こうした思い込みが、マドフのスキームが極めて長く運用され続けた原因になっていた。
信頼は、信頼する側がされる側と親しくなればなるほど強くなり、さらに強固になっていく。マドフが詐欺に手を染めたのは、ニューヨークの金融業界でリーダーの地位を確立したあとだとされている。
マドフに投資した人の大半は親族や友人、知り合いだった。それ以外の人々は彼らと縁故があった。要するに、マドフは親交を利用して、自分を信用する投資家たちのネットワークを広げたのである。
マドフが逮捕されて数年後、SECの元弁護士はこう語った。マドフの犯罪は広範に及ぶが、その核心は、社会病質者のインサイダーがユダヤ人コミュニティに対して行った「親近感を利用した詐欺」である、と。
あなたをだます人は、こうして馬脚を現す
もし「本能的な直感」をそれほど頼りにせず、相手の経歴をもっと徹底的に調べれば、詐欺の被害に遭う可能性は少なくなるだろう。そうすることで、相手が信頼できる人物なのか、詐欺師なのかを見分けやすくなる。
たとえば親は、教師やスクールバスの運転手など、子どもの世話をする人たちは、子どもの近くにいる大人が身元確認をきちんとしてくれているので、自分で調べる必要はないと考える。

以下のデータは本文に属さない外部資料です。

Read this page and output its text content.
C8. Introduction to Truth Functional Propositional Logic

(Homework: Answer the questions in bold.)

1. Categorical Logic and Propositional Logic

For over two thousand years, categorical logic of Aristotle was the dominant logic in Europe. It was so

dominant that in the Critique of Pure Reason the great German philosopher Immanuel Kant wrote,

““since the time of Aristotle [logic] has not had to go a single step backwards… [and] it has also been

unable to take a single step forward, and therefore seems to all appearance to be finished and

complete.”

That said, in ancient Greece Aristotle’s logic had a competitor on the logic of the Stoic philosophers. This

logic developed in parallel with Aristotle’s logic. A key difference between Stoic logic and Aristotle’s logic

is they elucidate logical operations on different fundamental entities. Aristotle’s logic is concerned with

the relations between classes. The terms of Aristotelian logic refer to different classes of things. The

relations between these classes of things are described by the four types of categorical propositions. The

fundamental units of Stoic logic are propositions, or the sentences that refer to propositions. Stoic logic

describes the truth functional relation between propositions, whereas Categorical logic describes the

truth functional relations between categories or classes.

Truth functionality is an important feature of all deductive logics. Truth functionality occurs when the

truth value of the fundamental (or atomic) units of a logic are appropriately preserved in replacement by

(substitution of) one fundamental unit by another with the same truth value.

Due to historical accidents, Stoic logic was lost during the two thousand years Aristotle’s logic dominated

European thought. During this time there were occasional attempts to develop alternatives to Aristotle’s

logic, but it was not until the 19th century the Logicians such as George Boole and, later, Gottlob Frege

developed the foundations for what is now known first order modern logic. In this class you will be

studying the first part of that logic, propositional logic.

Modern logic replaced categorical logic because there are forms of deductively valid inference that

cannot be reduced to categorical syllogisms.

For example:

だがあいにく、そうした身元確認は完全ではないうえ、常に全員の身元を確認できるわけでもない。たとえ問題ないと思えても、確認できるなら必ずそうすべきだ。
新たな請負業者を雇う場合には? 相手の評判や身分証明書に目を通し、あやしい仕事をしていないか、顧客をだましていないか調べよう。
かかりつけ医を替えるときには? きちんとした医学の学位を取得していて、医療過誤でたびたび訴えられていないか調べよう(ただし、ウェブサイトに載っているごく少数の偏見を持った患者の意見に惑わされてはいけない)。
新たに業務提携を開始するときには? そのパートナーが前の雇用主の金を使い込んでいないか調べよう。
あまりロマンチックには聞こえないかもしれないが、結婚や婚約、あるいはオンラインデートをする前には、相手のことをネットで調べてもいいかもしれない。